Anche questi “annunciatori” del ver. 16 appaiono non essere veramente tali, e il fatto che riferiscano “il fatto dei porci” già insinua il sospetto che la prospettiva della perdita economica s’imponga come il motivo più vicino di un rifiuto. E così avviene al ver. 17; qui sembra di scorgere qualcosa che richiama il modo stesso dei demoni nel rivolgersi al Signore, come abbiamo visto al ver. 12: quello “scongiurarono” del ver. 12 è in realtà lo stesso verbo che al ver. 17 è reso con “si misero a pregarlo”. In entrambi i luoghi il desiderio è quello di una separazione! All’opposto, lo stesso verbo troviamo sulle labbra dell’uomo sanato quando, al ver. 18, pregava Gesù di poter rimanere con lui. La strada della fede corre inevitabilmente sul sottile filo tra il sì e il no!

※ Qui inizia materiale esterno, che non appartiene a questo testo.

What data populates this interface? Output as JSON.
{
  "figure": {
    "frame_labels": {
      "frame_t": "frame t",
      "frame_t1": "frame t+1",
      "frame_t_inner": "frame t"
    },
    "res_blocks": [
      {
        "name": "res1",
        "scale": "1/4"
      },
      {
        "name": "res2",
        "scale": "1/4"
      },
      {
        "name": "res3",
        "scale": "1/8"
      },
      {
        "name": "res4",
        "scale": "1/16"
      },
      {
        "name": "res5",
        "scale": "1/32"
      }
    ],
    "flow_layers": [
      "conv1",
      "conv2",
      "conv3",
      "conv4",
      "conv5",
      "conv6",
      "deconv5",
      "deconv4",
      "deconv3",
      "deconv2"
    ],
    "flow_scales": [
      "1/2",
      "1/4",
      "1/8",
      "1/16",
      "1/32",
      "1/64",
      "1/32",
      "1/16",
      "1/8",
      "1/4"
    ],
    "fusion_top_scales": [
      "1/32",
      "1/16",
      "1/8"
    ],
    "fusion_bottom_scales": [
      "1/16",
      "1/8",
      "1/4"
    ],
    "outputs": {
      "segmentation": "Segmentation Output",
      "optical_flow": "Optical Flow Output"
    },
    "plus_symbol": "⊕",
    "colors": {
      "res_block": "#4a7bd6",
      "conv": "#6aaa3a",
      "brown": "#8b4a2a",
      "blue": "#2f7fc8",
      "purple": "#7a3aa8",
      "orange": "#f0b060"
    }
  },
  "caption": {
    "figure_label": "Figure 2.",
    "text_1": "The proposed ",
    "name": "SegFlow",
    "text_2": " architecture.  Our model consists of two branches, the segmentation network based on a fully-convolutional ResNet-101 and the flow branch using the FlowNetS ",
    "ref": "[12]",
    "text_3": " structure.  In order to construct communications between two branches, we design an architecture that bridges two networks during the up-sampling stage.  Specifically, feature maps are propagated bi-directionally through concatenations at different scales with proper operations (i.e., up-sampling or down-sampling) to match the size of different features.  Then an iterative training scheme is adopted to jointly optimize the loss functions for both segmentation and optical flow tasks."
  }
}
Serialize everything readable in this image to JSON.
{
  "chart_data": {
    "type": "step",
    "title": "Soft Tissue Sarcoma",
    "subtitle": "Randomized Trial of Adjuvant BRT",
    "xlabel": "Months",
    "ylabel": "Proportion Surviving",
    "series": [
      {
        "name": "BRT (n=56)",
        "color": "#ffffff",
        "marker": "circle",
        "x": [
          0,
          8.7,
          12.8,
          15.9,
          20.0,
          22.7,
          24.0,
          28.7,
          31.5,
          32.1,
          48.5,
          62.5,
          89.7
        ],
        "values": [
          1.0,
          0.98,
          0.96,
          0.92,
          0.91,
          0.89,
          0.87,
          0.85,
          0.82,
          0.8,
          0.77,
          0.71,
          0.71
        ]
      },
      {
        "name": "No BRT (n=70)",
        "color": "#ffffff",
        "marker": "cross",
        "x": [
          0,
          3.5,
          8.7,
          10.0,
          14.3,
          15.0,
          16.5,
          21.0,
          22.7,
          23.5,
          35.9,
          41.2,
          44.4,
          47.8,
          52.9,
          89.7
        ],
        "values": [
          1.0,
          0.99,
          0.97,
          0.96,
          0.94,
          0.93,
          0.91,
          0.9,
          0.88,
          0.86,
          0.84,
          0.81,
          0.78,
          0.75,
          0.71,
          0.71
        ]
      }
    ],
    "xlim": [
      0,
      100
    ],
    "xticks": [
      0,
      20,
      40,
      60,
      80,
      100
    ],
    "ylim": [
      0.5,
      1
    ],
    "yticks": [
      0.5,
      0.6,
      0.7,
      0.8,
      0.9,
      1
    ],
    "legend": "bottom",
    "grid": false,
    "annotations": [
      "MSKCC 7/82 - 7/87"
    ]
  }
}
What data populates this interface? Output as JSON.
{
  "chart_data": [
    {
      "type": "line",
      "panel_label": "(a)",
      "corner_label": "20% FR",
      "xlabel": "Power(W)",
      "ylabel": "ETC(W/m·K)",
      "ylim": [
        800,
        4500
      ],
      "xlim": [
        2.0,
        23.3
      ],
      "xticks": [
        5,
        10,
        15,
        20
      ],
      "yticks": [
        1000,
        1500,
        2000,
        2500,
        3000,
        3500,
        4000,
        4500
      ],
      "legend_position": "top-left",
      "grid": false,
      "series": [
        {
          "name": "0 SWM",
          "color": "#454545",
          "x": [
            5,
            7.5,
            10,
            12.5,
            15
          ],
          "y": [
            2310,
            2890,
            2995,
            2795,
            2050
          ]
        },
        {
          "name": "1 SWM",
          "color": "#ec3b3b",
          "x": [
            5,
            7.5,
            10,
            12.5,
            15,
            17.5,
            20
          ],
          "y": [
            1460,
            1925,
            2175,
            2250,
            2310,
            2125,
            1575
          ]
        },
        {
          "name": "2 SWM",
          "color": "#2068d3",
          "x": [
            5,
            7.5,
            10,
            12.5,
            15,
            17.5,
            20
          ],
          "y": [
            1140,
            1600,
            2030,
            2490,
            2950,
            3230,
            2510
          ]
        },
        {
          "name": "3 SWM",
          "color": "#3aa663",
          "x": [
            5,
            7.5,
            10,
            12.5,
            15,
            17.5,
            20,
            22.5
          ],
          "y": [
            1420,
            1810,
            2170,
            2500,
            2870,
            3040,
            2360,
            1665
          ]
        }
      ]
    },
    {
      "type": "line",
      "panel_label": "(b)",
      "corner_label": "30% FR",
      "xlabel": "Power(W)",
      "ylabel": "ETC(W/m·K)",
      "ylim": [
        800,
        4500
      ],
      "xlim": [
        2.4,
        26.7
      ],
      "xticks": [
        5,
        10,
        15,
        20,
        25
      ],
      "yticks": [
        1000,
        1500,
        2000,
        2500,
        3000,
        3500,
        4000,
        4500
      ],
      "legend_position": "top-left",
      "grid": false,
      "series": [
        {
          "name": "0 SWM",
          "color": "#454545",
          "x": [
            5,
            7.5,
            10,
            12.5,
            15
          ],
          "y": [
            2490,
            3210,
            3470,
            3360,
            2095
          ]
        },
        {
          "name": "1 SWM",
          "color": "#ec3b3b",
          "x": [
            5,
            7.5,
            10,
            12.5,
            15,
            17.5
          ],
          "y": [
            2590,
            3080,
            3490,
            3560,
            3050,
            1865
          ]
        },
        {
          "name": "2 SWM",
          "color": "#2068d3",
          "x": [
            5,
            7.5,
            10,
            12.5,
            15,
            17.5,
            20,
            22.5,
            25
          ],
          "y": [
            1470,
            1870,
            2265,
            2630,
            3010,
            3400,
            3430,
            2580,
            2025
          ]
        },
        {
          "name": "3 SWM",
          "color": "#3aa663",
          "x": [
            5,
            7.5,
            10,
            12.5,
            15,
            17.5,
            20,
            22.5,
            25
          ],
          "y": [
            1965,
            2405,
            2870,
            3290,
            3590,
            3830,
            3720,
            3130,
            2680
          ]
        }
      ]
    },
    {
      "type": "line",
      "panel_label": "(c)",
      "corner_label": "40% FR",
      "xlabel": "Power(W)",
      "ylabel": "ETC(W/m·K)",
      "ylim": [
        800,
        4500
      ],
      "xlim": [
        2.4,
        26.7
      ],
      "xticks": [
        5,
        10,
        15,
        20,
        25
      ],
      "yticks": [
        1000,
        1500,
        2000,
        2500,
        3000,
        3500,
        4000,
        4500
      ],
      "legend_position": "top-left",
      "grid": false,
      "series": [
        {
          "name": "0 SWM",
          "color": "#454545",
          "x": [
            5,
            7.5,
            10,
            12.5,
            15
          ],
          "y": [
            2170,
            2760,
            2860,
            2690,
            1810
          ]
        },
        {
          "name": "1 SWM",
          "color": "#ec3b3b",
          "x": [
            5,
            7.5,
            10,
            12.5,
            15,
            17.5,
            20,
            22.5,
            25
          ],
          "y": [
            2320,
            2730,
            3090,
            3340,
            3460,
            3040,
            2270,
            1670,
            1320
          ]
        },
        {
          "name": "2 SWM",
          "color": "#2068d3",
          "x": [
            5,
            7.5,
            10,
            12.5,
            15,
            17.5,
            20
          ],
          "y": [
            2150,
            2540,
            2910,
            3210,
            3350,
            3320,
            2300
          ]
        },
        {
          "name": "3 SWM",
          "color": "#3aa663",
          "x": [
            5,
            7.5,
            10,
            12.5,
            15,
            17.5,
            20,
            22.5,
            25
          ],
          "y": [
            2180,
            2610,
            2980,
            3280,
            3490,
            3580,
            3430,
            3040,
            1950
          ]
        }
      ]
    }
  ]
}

L’atteggiamento silenzioso e mite di Gesù che riparte dalla terra dei Geraseni ancor più mette in evidenza il giudizio evangelico. Tutto questo viene confermato, e insieme tenuto aperto alla misericordia divina, dalla richiesta dell’uomo guarito. La sua domanda è profonda e meravigliosa: chiede semplicemente a Gesù di poter “rimanere con lui”; ma qui c’è tutto! E questo tutto non sarà contraddetto da quello che Gesù gli chiede, perché l’obbedienza al Signore sarà per quell’uomo il vero modo per stare con lui.
Gesù sembra suggerire all’uomo il cuore di quello che dovrà essere annunciato: il fatto accaduto e “la misericordia che ti ha usato”. Così un singolo evento diventa testimonianza, annuncio e paradigma di un messaggio universale. E’ il messaggio di salvezza che interpella noi, oggi!
Dio ti benedica. E tu benedicimi. Tuo. Giovanni.
Questi primi 20 versetti del capitolo 5 mi hanno lasciato un’idea un pò semplice.
Ho avuto l’impressione che la vicenda dell’uomo liberato dai sepolcri sia la nostra stessa vicenda e allo stesso tempo l’unica prova che abbiamo dell’esistenza di Dio.
Come se tutto quello che so sul Signore è unicamente la Misericordia con in quale mi ama e mi salva continuamente dalla morte.
L’indemoniato, dice Gesù, non può seguirlo ma deve andare ad annunciare la misericordia che gli è stata usata.
Mi è venuto da pensare ad una fede molto incentrata, come suggerisce un caro diacono, sul mistero della Pasqua..sul rapporto con le nostre vite.
I concittadini del guarito non pensano nemmeno per un attimo a rallegrarsi con lui, a far festa per la sua guarigione: il pensiero va al capitale perduto, circa duemila porci, 4 mila prosciutti e tutto il resto. La liberazione operata da Gesù nuoce agli interessi economici della comunità e i cittadini, dovendo scegliere, non hanno dubbi: meglio tutelare i propri interessi che rinunciarvi per il bene dell’uomo. – L’ultima parola è di Gesù: “Va’… e annunzia ciò che il Signore (Dio, il Padre) ti ha fatto…”.
v.18 “Mentre risaliva nella barca, quello che era stato indemoniato lo pregava di permettergli di stare con lui.” L’incontro con Gesù gli ha cambiato la vita. E’ naturale che l’uomo guarito voglia restare per sempre con chi lo ha salvato e lo ha restituito a una nuova dignità. Ma Gesù “non glielo permise, ma gli disse: “Và nella tua casa, dai tuoi, annunzia loro ciò che il Signore ti ha fatto e la misericordia che ti ha usato”.” (v.19). L’uomo deve tornare alla sua vita, vivere la sua vita fino in fondo in un modo profondamente nuovo, portando ai suoi l’amore e la misericordia che ha ricevuto da Gesù. Anche questo è un modo di “stare con lui”. Bisogna sempre tornare, tornare alla nostra vita, tornare dai nostri, e annunciare, soprattutto con i fatti, tutto il bene che abbiamo ricevuto. Mi viene da pensare all’esperienza della trasfigurazione e alle parole di Pietro “Maestro, è bello per noi stare qui” (Mc 9,5). Ma bisogna scendere e vivere nel quotidiano tutta la bellezza, l’amore, la gioia dell’incontro con Gesù. Proprio come ha fatto l’uomo liberato dal demonio.